Commence when the Marines signal they’re off.”
She grinned.
“Permission to chatz with Hreem’s skull a bit, cousin? Maybe I can buy us a
little time, a few thousand klicks. Maybe even enough time for one shot with
the hyperrelay before we turn back into a pumpkin?”
A what? Then
Cameron chuckled, remembering the ancient story. “Permission granted.”
Lochiel sketched a
salute with a wry smile and signed off.
“Navigation, full
acceleration. Prepare to engage.”
Cameron remembered
that he hadn’t ever actually seen the new weapons possessed by the Rifters,
only terse reports of their effect.
Unless Hreem acted
very swiftly, that would change momentarily.
Hreem glared
madly at her from the screen. “You’re vat-meat, bint. I’m gonna have Barrodagh
shut down your power, and then I’ll have some fun.”
“What are you
talking about, you piss-witted chatz-head!” she shrieked, launching into what
Bayrut called her madwoman imitation.
“The Barcans showed
me your Manta.” Hreem sneered the last word.
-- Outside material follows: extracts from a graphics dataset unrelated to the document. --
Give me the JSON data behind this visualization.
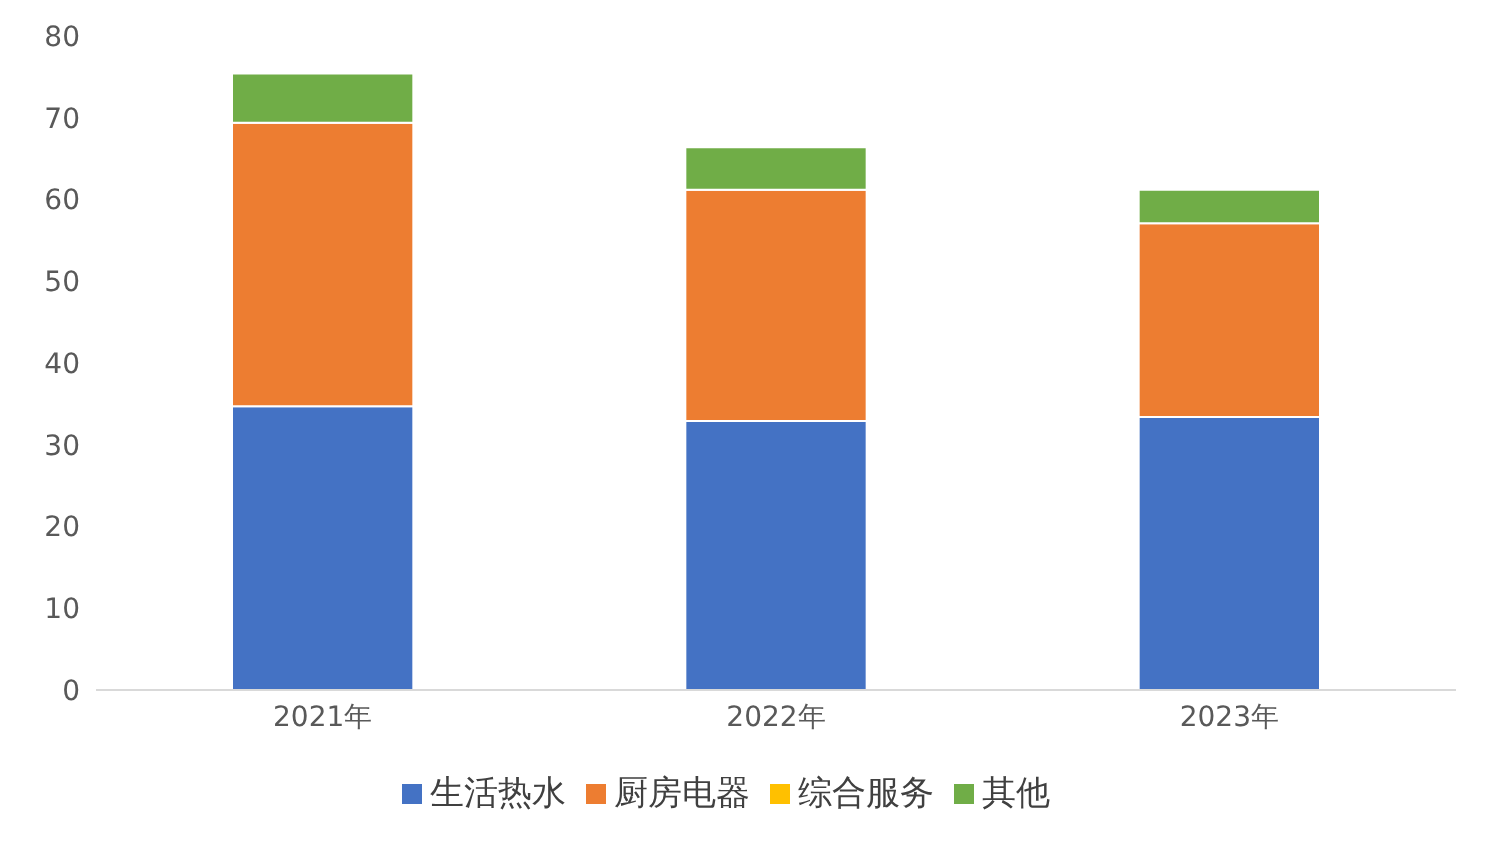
{
  "chart_data": {
    "type": "bar",
    "stacked": true,
    "categories": [
      "2021年",
      "2022年",
      "2023年"
    ],
    "series": [
      {
        "name": "生活热水",
        "color": "#4472c4",
        "values": [
          34.7,
          32.9,
          33.4
        ]
      },
      {
        "name": "厨房电器",
        "color": "#ed7d31",
        "values": [
          34.7,
          28.3,
          23.7
        ]
      },
      {
        "name": "综合服务",
        "color": "#ffc000",
        "values": [
          0,
          0,
          0
        ]
      },
      {
        "name": "其他",
        "color": "#70ad47",
        "values": [
          6.0,
          5.2,
          4.1
        ]
      }
    ],
    "ylim": [
      0,
      80
    ],
    "yticks": [
      0,
      10,
      20,
      30,
      40,
      50,
      60,
      70,
      80
    ],
    "grid": false,
    "legend": "bottom"
  }
}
Another window popped up with an
image of Cameron’s destroyer, the blazon of the sword clearly visible.
Lochiel slapped at
her console, keeping her eyes locked with Hreem’s. “You nackerless idiot! How
do you know that’s not just some leftover novosti-feed?” She watched Hreem’s
eyes crimp in doubt just as her fingers found what she needed.
“Look,” she said,
her voice laden with as much sarcasm as she could muster. “We’re being attacked
by an alien space weapon!”
Another window
dilated, revealing a pastiche of an ancient steam-powered transport from Lost
Earth gliding through space with a planet in the background. It was a long
metal cylinder with a cabin at the back, with rows of wheels under it linked by
metal rods rotating frantically, a cloud of smoke blasting out of its top.
“It’s a chatzing steam engine, and it’s coming right at you!”